While I could probably share several thoughts on congregations or ministries as systems (and I may), I’ve been highly interested in the role of the “prophet” in a system. Much of this interest has been fueled by spending the last 10 weeks taking a prophets class though I’m always interested in prophet related insights because of how I tend to function in systems myself.
Steinke writes on page 44 of How Your Church Family Works,
“…True prophets are without honor in their own anxious country. Many of God’s messengers are ignored, mocked, or annihilated. But the false prophets who cry, ‘Peace, peace,’ and heal the wounds of the people lightly are too often welcomed. They promise stability but invite no reflection. False prophets offer simple, immediate relief. They don’t challenge people to change their limited point of view.”
Given the tendency of groups to move towards stability and conformity (homeostasis), it only makes since that a force that may seek to challenge the dynamics and inner-workings of the system may face a stiff challenge if not fierce opposition.
In my readings of N.T. Wright as well as the Prophets class I’ve thought about the parable of the wicked tenants. The landowner sends a couple representatives to bring a corrective message to those that were being unfaithful in stewarding what had been entrusted to them. The wicked tenants beat the messengers and finally the landowner sent his own Son thinking that surely they would respect Him. However the Son was beaten and killed for bringing both the message of correction as well as for his representation of the landowner.
In the past I’ve focused on this merely as a parable that served as a prediction or “proof-text” that Jesus knew ahead of time that he was going to die. I think there is an element of that there, but the emphasis of this is really Jesus placing himself in the same position as the many prophets that the Lord had sent to His people. The prophets were continually rejected (see life of Jeremiah) and ironically much of the rejection comes at the hands of the current leaders of the religious “system” of the day. Jesus himself finally comes as the last prophet and is dealt with in similar fashion by the religious system of his day.

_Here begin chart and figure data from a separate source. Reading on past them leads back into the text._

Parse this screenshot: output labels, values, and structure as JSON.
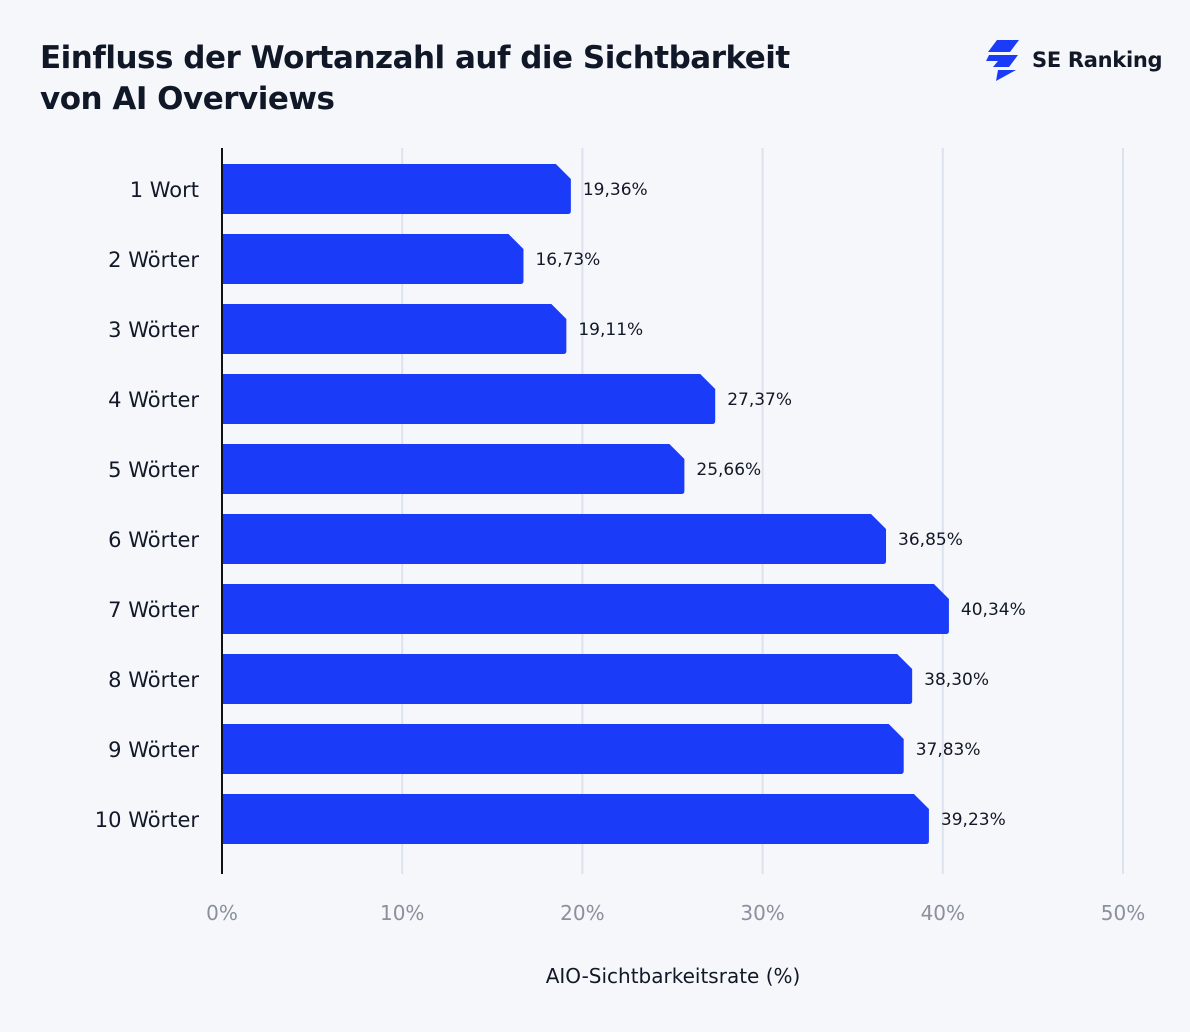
{
  "header": {
    "title_line1": "Einfluss der Wortanzahl auf die Sichtbarkeit",
    "title_line2": "von AI Overviews",
    "brand_name": "SE Ranking",
    "brand_icon": "se-ranking-logo-icon"
  },
  "colors": {
    "bar": "#1a3cf9",
    "background": "#f6f7fb",
    "grid": "#dde2ef",
    "axis": "#111111",
    "tick_label": "#8a909c",
    "text": "#111827"
  },
  "chart_data": {
    "type": "bar",
    "orientation": "horizontal",
    "categories": [
      "1 Wort",
      "2 Wörter",
      "3 Wörter",
      "4 Wörter",
      "5 Wörter",
      "6 Wörter",
      "7 Wörter",
      "8 Wörter",
      "9 Wörter",
      "10 Wörter"
    ],
    "values": [
      19.36,
      16.73,
      19.11,
      27.37,
      25.66,
      36.85,
      40.34,
      38.3,
      37.83,
      39.23
    ],
    "data_labels": [
      "19,36%",
      "16,73%",
      "19,11%",
      "27,37%",
      "25,66%",
      "36,85%",
      "40,34%",
      "38,30%",
      "37,83%",
      "39,23%"
    ],
    "x_ticks": [
      0,
      10,
      20,
      30,
      40,
      50
    ],
    "x_tick_labels": [
      "0%",
      "10%",
      "20%",
      "30%",
      "40%",
      "50%"
    ],
    "xlim": [
      0,
      50
    ],
    "xlabel": "AIO-Sichtbarkeitsrate (%)",
    "ylabel": "",
    "grid": "vertical",
    "legend": "none"
  }
}
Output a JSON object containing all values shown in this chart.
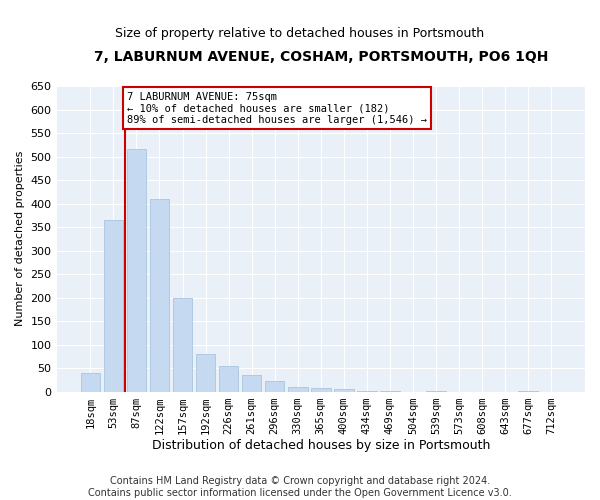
{
  "title": "7, LABURNUM AVENUE, COSHAM, PORTSMOUTH, PO6 1QH",
  "subtitle": "Size of property relative to detached houses in Portsmouth",
  "xlabel": "Distribution of detached houses by size in Portsmouth",
  "ylabel": "Number of detached properties",
  "categories": [
    "18sqm",
    "53sqm",
    "87sqm",
    "122sqm",
    "157sqm",
    "192sqm",
    "226sqm",
    "261sqm",
    "296sqm",
    "330sqm",
    "365sqm",
    "400sqm",
    "434sqm",
    "469sqm",
    "504sqm",
    "539sqm",
    "573sqm",
    "608sqm",
    "643sqm",
    "677sqm",
    "712sqm"
  ],
  "values": [
    40,
    365,
    515,
    410,
    200,
    80,
    55,
    35,
    22,
    10,
    7,
    5,
    1,
    1,
    0,
    1,
    0,
    0,
    0,
    1,
    0
  ],
  "bar_color": "#c5d9f0",
  "bar_edge_color": "#aac4e0",
  "vline_color": "#cc0000",
  "annotation_text": "7 LABURNUM AVENUE: 75sqm\n← 10% of detached houses are smaller (182)\n89% of semi-detached houses are larger (1,546) →",
  "annotation_box_color": "#ffffff",
  "annotation_box_edge": "#cc0000",
  "ylim": [
    0,
    650
  ],
  "yticks": [
    0,
    50,
    100,
    150,
    200,
    250,
    300,
    350,
    400,
    450,
    500,
    550,
    600,
    650
  ],
  "background_color": "#eaf0f8",
  "title_fontsize": 10,
  "subtitle_fontsize": 9,
  "ylabel_fontsize": 8,
  "xlabel_fontsize": 9,
  "tick_fontsize": 7.5,
  "ytick_fontsize": 8,
  "footnote": "Contains HM Land Registry data © Crown copyright and database right 2024.\nContains public sector information licensed under the Open Government Licence v3.0.",
  "footnote_fontsize": 7
}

I’m beginning to see that the religious (and other) authorities over the course of Israel’s history were continually moving towards cultural homeostasis in the context of pagan nations. It was easier for the leaders and the people to adopt behavior patterns that were part of the larger system of the surrounding pagan nations. The Lord sent his prophets to call them to repentance and commit again to the Lord’s covenant. They were in effect saying to the people and leadership that they were embracing a corrupt system and they needed to turn from it and return to the “system” that God had called them to.
Common sense tells us that this is a rough calling for the prophet, but from a systems’ perspective the prophetic role becomes an even more unenviable position. Many leaders seek to find quick solutions so as to reduce anxiety. The prophet sees when the whole system is based on a faulty foundation and is willing to create a certain level of anxiety that may result in learning and change. Anxious communities, people, and leaders (anxiety meaning they have a high vested interest in their self-preservation in the context of community) react against the prophets because their way of living/dealing/coping is threatened.
Obviously the gospels portray Jesus in this kind of role with the leaders of his day as well dozens of others of Biblical leaders. It’s relevant to consider how the system might be functioning off of a faulty foundation. It’s relevant to consider how the prophet’s most severe opposition was actually from the religious leadership – those who had “control” and the most to lose. I’ll be sharing more thoughts down the road on the importance of the role of the leader in any system, but any leaders should seek to recognize who the true prophetic voices are in their system who can help bring needed change, learning, and even repentance. They should also recognize the difference between those true prophets and those who claim to be prophets, but are only seeking to reduce their anxiety – or as Steinke puts it, those who are chasing “fool’s gold.”